Road network in Scotland

Scottish highways

The road network in Scotland is very well developed and virtually all, even the smallest, roads are paved. There are relatively few holes on them, even if they are in remote areas, so driving is quite enjoyable. The total length of the Scottish highways (according to 2017 data) is 56 thousand 250 kilometres, of which 632 kilometres are motorways. Strange as it may sound, the longest road network is in the Scottish Highlands.

There can be conventional Scottish roads with one lane in each direction (almost 28,000 kilometres in total), two- or three-lane motorways, or very narrow local roads with single file traffic sections. To be able to drive there, special passing places have been created on those roads. This type of carriageway is particularly common in the Scottish islands and makes driving slower but quite interesting.

To get to and return from Scotland, most motorists use the M74, which runs from the southern border of Scotland and is a continuation of the M6 in England. This motorway has three lanes in each direction almost along its entire length, with the exception of a small section before Glasgow, where there are only two lanes.

Central Scotland

Of course, Scotland’s best-developed and ‘fastest’ Scottish roads are in the central part of the country, connecting the capital, Edinburgh, with Glasgow, Stirling and Perth.

Road near Edinburgh
Road near Edinburgh

The main Scottish highways (motorways) connecting these cities are the M8 (Edinburgh-Glasgow), M9 (Edinburgh-Stirling), M90 (Edinburgh-Perth) and M80 (Glasgow-Stirling). In the absence of congestion, any journey to these cities will not take more than an hour, but in the morning before the start of the working day and in the late afternoon, when the work ends, the journey may take twice as long.

The good news is that motorways in Scotland, like in England, are toll-free, so there will be no extra cost for travellers, unlike such countries as France, Italy and Croatia.

Western Islands

As for the extra cost, those will be if you travel to western islands of Scotland. Scottish roads in the western islands are as good as elsewhere, although you can often get caught on roads with only one lane in both directions.

West of Scotland
West of Scotland

There will be an additional cost for the ferries that will take you from the mainland to the island. The ferry service is very well organized and they run precisely according to a pre-arranged schedule. It must be said, however, that ferry travel is not cheap and can be stopped due to the weather conditions, mainly due to strong winds (those my be well over 100 kilometres per hour).

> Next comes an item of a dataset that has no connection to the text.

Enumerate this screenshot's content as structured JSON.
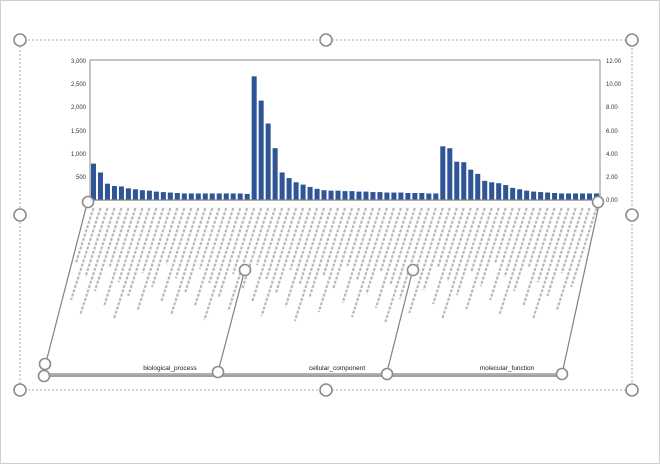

There are also popular destinations that can be reached both by land and by ferry, such as the Isle of Skye. We’ve tried both ways, and each has its advantages, especially if you don’t have to rush anywhere.

Rest of Scotland

Where there are no motorways, there are good ordinary roads, in some places there are even two lanes in each direction. One of the main reasons why there are no motorways is the Scottish terrain. For example, when driving in mountainous areas, in many cases there is hardly a space for even one full single lane.

Road in Scotland
Road in Scotland

Another feature, especially in mountainous areas, are long stretches of road where overtaking is prohibited but also practically impossible, as the roads are winding and cars, buses and lorries with long trailers drive on them. One can only hope for luck that there will not be many slow vehicles on the road.

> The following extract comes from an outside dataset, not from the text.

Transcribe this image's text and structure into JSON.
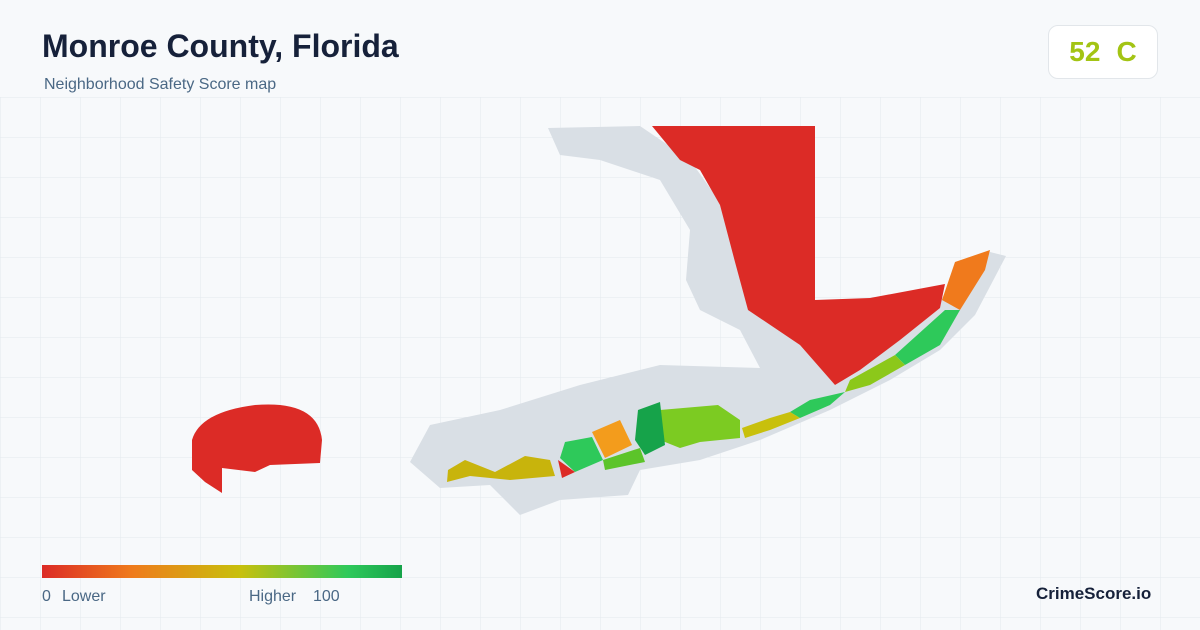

In any case, if you go plan a longer trip, you can’t trust the estimated time of arrival to your destination proposed by your navigation device – be sure to add some time to your trip if you want to get to the destination at a specific time.

However, there should be no rush when you travel around Scotland. The country is so beautiful that you can enjoy the scenery during almost every season, especially when you are lucky enough to have sunny weather or at least sunny spells.